Re: The 1964 Mini-List

#137 Post by TechnicolorAcid »

I think more than any film, Walking the Streets of Moscow reminds me most of Moscow's answer to Rozier's Adieu Philippine. Both tales of young adults that are essentially comprised of small vignettes tied around the thinnest of plots, equally in love with its locations as with its characters and both very eager to remind you of the presence of time. Before the Mosfilm credit even appears, Walking the Streets of Moscow starts with the sounds of loud, chiming clocks and from there it reminds you repeatedly about the limited amount of time that our young writer lead has before he has to leave Moscow with clocks a constant symbol and the character of Sasha's various references to him needing an extension before he enters the Navy a consistent reminder to us of how the film will end. But while I'm making it sound like it's a tragedy, don't be mistaken because this is an extremely warm film, I mentioned the film's love of its locations but I really do emphasis that this is just a extended love letter to Moscow, every character in it gets treated with a sense of genuine understanding and/or pure warmth, there's a small moment that I think really defines the whole movie where our tour guide Kolya's grandmother points at a picture of her sons, begins lamenting their deaths in the war and then earnestly begins telling a story about how they'd all give down their clothes to their brothers when they didn't need it anymore, and it's such a genuinely beautiful, honest moment that doesn't really have any place to be there but still brings me to tears everytime.
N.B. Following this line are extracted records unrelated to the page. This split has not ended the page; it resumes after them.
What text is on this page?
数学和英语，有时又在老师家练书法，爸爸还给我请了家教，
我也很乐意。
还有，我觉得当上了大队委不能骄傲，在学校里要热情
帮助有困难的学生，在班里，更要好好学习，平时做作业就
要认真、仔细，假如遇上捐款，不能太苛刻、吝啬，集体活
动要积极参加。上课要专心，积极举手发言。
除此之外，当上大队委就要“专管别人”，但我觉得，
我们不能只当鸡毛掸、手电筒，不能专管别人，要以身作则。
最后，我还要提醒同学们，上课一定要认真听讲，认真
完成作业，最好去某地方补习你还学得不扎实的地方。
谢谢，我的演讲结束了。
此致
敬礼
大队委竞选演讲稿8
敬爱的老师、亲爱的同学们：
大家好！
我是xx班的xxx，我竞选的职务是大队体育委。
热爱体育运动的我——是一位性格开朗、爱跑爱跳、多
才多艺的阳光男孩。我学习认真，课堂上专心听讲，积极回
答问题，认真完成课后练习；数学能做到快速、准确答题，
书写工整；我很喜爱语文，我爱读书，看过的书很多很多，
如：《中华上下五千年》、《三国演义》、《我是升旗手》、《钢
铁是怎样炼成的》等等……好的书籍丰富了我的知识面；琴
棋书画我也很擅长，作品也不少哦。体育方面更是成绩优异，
The film is just filled with all of these small little moments that build this vibrant, lived in treasure trove of a city and I could ramble on all day about these moments or it's bits of delightful comedy or in its depiction of community and bonding or it's relation to Daneliya's other films but I just want everyone reading to CHECK THIS ONE OUT, it's only an hour and 16 minutes and is without a doubt one of the best films to come out of the Soviet Union and its lack of an American home video release (or honestly the fact that nobody voted for it in the mini-list, seriously what the fuck) feels like a cinephile crime of the highest order. HIGHLY RECOMMENDED!